Autonomous Resilience in Heterogeneous IoT Networks
Explore developing autonomous fault diagnosis and self-healing systems for large-scale heterogeneous IoT networks. Apply advanced AI techniques such as federated learning and graph neural networks combined with blockchain to enhance IoT resilience in dynamic environments.
AI-generated overview
Project Description
Project Overview
Modern infrastructure such as smart cities and industrial IoT relies on vast networks of diverse devices operating in dynamic, complex environments. Traditional fault tolerance techniques are inadequate for managing runtime uncertainties and varied failure modes present.

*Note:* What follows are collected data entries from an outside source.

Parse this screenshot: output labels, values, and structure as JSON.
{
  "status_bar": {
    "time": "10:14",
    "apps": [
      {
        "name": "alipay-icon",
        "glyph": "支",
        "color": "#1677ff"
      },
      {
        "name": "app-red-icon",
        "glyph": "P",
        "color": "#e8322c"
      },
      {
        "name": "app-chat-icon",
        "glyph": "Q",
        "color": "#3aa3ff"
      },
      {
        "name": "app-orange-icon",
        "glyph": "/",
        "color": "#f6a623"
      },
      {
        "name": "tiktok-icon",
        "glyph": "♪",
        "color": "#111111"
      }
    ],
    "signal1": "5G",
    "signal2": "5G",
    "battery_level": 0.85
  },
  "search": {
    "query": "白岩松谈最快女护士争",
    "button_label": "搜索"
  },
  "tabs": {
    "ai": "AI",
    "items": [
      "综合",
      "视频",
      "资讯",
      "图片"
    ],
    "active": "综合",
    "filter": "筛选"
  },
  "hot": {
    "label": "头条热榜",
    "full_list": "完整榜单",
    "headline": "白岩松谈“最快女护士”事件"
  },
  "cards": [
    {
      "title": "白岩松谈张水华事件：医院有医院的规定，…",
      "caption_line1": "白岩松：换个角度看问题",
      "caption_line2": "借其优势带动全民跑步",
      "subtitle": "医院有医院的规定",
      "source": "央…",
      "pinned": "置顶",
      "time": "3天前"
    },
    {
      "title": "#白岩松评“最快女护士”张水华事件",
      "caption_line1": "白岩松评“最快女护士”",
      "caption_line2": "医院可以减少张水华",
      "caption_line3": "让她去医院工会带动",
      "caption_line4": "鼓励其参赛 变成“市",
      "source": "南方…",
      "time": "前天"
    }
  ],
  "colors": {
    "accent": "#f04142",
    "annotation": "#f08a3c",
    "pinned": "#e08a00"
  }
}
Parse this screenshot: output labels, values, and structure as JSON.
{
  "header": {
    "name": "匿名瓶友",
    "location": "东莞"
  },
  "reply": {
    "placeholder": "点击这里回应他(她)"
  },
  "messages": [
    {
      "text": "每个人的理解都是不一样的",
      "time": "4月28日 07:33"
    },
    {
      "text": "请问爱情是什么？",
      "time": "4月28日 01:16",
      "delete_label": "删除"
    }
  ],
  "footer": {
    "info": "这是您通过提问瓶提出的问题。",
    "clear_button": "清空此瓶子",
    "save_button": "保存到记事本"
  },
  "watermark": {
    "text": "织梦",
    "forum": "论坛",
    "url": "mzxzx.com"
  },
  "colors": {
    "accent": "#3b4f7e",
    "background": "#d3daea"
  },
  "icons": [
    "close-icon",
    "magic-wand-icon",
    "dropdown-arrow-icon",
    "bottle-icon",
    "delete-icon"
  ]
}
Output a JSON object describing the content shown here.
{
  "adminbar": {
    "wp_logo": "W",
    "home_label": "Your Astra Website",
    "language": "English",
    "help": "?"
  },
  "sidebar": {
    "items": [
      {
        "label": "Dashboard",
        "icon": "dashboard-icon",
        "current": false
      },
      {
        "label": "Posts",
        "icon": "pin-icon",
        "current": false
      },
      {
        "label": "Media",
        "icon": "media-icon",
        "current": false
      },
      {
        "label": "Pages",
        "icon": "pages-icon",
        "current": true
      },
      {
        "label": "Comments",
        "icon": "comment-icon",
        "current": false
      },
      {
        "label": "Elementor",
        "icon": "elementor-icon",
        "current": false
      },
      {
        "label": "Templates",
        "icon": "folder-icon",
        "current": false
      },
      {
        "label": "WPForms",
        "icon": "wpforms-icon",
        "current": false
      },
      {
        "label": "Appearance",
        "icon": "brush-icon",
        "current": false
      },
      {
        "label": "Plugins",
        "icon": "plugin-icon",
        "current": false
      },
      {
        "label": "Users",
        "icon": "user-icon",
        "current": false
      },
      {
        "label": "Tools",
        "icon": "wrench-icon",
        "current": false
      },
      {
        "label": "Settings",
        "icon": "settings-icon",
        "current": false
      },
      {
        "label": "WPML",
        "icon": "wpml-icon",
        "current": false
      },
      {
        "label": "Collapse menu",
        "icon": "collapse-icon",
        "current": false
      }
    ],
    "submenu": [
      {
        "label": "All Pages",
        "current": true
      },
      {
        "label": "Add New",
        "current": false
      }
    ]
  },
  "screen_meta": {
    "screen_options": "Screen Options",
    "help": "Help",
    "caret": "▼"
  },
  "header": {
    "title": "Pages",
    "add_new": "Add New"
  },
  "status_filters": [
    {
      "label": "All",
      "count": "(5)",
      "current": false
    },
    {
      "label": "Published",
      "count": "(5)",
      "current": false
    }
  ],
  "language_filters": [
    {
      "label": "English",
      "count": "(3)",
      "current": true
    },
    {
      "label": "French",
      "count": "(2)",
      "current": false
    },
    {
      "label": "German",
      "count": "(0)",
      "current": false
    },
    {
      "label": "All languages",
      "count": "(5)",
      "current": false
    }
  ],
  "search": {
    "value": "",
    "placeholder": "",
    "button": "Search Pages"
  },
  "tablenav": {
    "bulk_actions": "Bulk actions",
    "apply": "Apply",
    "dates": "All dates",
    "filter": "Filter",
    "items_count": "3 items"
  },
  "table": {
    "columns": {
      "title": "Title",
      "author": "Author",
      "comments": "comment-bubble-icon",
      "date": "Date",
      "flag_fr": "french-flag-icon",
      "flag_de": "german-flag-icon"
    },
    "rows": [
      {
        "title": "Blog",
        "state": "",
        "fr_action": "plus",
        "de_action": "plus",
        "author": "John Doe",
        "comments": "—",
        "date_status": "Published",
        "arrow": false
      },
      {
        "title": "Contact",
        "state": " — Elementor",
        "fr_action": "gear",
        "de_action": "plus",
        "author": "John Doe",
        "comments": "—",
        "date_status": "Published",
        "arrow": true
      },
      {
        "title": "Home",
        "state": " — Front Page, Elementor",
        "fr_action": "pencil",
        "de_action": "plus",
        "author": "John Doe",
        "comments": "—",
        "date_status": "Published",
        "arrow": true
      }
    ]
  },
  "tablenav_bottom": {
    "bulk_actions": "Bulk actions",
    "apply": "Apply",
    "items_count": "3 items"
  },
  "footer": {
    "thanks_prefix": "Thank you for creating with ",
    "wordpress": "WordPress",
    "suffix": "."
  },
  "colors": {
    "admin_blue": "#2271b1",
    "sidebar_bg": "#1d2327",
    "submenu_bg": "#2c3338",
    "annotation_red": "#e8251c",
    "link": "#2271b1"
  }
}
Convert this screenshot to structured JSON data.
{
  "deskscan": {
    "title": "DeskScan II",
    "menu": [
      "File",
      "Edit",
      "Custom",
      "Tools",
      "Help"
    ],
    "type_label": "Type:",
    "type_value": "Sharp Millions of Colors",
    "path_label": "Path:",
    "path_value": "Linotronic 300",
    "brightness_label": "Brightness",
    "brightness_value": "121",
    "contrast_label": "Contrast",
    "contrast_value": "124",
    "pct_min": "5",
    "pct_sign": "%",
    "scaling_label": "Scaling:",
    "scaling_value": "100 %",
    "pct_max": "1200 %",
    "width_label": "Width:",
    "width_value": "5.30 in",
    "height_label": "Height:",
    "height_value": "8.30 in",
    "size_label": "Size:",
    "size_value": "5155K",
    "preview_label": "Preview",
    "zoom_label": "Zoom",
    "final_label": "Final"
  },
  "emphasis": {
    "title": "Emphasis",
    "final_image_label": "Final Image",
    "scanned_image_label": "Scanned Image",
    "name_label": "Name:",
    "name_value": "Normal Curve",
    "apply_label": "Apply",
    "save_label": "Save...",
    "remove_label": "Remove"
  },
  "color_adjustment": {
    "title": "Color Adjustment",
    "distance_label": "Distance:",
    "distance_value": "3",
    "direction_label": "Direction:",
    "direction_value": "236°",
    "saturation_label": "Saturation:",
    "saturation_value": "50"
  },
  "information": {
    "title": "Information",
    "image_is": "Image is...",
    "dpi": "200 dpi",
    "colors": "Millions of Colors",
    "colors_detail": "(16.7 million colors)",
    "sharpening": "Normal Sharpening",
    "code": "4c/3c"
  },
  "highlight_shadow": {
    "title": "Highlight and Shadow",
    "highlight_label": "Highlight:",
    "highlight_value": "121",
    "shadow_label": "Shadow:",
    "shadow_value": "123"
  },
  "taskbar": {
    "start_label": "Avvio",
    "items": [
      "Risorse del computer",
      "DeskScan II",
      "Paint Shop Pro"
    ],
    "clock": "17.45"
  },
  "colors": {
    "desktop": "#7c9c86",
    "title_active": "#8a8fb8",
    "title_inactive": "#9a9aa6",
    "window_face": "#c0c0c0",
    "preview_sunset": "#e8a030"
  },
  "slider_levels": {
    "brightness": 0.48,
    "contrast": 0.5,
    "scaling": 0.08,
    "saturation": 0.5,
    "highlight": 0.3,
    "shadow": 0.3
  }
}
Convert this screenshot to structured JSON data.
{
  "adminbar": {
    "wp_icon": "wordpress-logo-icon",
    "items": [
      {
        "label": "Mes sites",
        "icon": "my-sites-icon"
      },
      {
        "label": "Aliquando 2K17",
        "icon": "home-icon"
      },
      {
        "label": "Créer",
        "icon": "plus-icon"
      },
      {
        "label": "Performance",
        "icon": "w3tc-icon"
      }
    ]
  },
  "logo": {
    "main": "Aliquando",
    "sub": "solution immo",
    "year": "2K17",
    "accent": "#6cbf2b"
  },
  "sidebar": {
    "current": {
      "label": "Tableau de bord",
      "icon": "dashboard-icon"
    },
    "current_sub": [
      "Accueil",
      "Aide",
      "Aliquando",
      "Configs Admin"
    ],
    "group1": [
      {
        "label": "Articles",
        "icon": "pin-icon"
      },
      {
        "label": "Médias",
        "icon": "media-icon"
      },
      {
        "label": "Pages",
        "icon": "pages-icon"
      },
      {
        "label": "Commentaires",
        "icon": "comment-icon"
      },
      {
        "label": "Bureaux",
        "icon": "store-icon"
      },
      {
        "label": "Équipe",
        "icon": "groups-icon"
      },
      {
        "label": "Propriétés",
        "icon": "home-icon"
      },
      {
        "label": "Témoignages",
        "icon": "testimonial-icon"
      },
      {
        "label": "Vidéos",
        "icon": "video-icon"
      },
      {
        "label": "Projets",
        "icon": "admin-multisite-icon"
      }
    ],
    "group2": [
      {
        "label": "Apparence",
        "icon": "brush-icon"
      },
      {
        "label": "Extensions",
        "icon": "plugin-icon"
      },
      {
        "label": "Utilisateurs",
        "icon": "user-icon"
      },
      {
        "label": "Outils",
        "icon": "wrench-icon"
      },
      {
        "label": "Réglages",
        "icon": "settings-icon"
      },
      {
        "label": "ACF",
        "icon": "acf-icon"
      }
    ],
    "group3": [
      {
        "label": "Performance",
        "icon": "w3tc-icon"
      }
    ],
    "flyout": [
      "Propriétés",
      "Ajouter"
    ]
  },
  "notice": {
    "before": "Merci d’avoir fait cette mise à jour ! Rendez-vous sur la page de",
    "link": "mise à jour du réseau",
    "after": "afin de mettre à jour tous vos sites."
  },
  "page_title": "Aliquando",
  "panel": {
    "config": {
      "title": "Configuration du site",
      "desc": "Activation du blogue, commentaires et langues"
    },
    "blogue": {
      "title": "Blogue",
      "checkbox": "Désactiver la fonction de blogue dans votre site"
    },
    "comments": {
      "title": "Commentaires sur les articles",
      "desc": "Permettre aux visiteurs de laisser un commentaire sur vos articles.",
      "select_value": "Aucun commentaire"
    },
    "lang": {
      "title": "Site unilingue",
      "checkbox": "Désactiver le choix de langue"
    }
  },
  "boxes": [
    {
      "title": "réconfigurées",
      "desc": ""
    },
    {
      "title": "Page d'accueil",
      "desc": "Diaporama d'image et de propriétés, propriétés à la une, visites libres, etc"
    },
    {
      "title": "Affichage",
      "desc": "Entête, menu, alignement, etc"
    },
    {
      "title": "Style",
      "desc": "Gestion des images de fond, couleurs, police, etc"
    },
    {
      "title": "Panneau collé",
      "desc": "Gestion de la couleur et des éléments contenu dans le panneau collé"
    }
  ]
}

This research innovates by merging distributed computing and AI to create an autonomous, resilient IoT architecture with real-time root cause analysis and automated recovery capabilities.
What You Will Do
The project involves developing adaptive fault monitoring using federated learning and graph neural networks for dynamic diagnosis in multi-modal data streams. Advanced risk modeling will be conducted with Bayesian deep learning and deep reinforcement learning to quantify uncertainties and predict faults. Additionally, a trustworthy autonomous recovery framework will be designed using AI-driven decision engines combined with blockchain technology to ensure credible self-healing. Theoretical work will address scaling challenges posed by heterogeneous device diversity at large network scales.
Expected Outcomes
The project will deliver a novel resilient IoT system framework featuring autonomous self-diagnosis and self-healing capabilities with verifiable automated recovery operations. It will advance the state-of-the-art in federated learning applications and trustworthy AI-based decision making for network resilience, suitable for complex IoT deployments in smart cities and industry.
Why This Matters
Ensuring resilience in distributed IoT networks is critical as these systems become integral to urban infrastructure and industrial automation. The ability to autonomously detect, diagnose, and recover from faults in real time with trustworthy mechanisms will increase system reliability, reduce maintenance costs, and enhance safety and sustainability of future smart environments.
Entry Requirements
How to Apply
Eligibility
Supervisor Profile
Dr. Yinhao Li is a Lecturer (Assistant Professor) in Computing at Newcastle University. His research focuses on Internet of Things, cloud computing, big data analysis, and cybersecurity with an emphasis on system security for IoT applications. He explores distributed systems, AI-driven IoT development lifecycles, and resilient network design, contributing significantly to both academia and practical IoT solutions.